Malak Abbas; Ana Diallo; Gabriel Goodney; Amadou Gaye

doi:10.3389/fgene.2024.1345541

Leveraging the transcriptome to further our understanding of GWAS findings: eQTLs associated with genes related to LDL and LDL subclasses, in a cohort of African Americans

Front Genet. 2024 Feb 7:15:1345541. doi: 10.3389/fgene.2024.1345541. eCollection 2024.

Authors

Malak Abbas¹, Ana Diallo², Gabriel Goodney¹, Amadou Gaye¹

Affiliations

¹ National Human Genome Research Institute, National Institutes of Health, Bethesda, MD, United States.
² School of Nursing, Virginia Commonwealth University, Richmond, VA, United States.

Abstract

Background: GWAS discoveries often pose a significant challenge in terms of understanding their underlying mechanisms.
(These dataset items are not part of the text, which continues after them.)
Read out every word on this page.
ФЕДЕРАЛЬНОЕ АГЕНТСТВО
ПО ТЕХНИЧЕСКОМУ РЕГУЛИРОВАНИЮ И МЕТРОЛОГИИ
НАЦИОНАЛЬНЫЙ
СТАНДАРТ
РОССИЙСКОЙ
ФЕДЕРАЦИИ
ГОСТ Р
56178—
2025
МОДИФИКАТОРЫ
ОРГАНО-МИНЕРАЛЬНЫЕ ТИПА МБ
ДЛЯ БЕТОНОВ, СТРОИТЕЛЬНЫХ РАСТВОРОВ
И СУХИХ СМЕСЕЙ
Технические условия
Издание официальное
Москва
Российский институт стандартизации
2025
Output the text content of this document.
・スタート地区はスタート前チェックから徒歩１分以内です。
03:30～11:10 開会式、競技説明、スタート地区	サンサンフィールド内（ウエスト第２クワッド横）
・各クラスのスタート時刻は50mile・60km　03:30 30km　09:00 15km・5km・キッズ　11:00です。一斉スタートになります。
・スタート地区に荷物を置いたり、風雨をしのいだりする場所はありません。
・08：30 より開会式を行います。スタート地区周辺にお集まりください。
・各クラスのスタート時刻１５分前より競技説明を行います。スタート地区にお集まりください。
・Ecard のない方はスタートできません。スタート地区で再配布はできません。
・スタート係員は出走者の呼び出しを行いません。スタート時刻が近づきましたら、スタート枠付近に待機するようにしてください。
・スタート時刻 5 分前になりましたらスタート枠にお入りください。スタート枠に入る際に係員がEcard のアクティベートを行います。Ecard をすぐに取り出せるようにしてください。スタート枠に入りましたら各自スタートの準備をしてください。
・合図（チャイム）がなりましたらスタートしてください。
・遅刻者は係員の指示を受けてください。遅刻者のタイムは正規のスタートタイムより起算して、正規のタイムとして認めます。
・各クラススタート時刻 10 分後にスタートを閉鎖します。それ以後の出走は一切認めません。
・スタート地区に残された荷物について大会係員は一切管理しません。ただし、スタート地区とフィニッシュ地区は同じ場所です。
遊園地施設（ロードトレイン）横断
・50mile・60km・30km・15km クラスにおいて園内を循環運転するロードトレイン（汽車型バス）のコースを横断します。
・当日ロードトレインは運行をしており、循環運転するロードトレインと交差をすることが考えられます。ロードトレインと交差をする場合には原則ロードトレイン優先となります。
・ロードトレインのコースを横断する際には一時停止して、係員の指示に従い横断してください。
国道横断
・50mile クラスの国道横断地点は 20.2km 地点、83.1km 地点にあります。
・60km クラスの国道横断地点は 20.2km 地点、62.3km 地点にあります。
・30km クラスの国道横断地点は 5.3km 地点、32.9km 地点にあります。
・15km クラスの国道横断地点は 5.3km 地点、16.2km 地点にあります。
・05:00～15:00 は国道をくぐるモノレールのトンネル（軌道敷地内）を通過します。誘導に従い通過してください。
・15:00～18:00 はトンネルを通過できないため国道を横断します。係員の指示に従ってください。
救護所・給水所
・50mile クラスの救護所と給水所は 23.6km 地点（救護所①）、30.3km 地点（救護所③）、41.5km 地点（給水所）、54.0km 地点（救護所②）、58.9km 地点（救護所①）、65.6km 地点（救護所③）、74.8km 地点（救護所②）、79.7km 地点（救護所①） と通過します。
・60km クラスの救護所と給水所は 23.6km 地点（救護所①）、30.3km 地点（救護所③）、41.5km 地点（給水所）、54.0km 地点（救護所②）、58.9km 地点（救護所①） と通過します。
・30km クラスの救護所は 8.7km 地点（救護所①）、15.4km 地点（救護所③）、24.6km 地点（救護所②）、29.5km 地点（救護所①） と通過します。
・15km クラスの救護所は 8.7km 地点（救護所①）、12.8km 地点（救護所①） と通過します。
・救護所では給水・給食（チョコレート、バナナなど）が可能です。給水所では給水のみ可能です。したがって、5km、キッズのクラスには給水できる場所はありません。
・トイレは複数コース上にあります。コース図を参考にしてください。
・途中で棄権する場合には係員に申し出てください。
Further research, such as an integration with expression quantitative trait locus (eQTL) analyses, are required to decipher the mechanisms connecting GWAS variants to phenotypes. An eQTL analysis was conducted on genes associated with low-density lipoprotein (LDL) cholesterol and its subclasses, with the aim of pinpointing genetic variants previously implicated in GWAS studies focused on lipid-related traits. Notably, the study cohort consisted of African Americans, a population characterized by a heightened prevalence of hypercholesterolemia. Methods: A comprehensive differential expression (DE) analysis was undertaken, with a dataset of 17,948 protein-coding mRNA transcripts extracted from the whole-blood transcriptomes of 416 samples to identify mRNA transcripts associated with LDL, with further granularity delineated between small LDL and large LDL subclasses. Subsequently, eQTL analysis was conducted with a subset of 242 samples for which whole-genome sequencing data were available to identify single-nucleotide polymorphisms (SNPs) associated with the LDL-related mRNA transcripts. Lastly, plausible functional connections were established between the identified eQTLs and genetic variants reported in the GWAS catalogue. Results: DE analysis revealed 1,048, 284, and 94 mRNA transcripts that exhibited differential expression in response to LDL, small LDL, and large LDL, respectively. The eQTL analysis identified a total of 9,950 significant SNP-mRNA associations involving 6,955 SNPs including a subset 101 SNPs previously documented in GWAS of LDL and LDL-related traits. Conclusion: Through comprehensive differential expression analysis, we identified numerous mRNA transcripts responsive to LDL, small LDL, and large LDL. Subsequent eQTL analysis revealed a rich landscape of eQTL-mRNA associations, including a subset of eQTL reported in GWAS studies of LDL and related traits. The study serves as a testament to the important role of integrative genomics in unraveling the enigmatic GWAS relationships between genetic variants and the complex fabric of human traits and diseases.

Keywords: African American (AA); GWAS; LDL; eQTL; transcriptome.

Grants and funding

The author(s) declare financial support was received for the research, authorship, and/or publication of this article. This research was supported by the Intramural Research Program of the National Human Genome Research Institute, National Institutes of Health.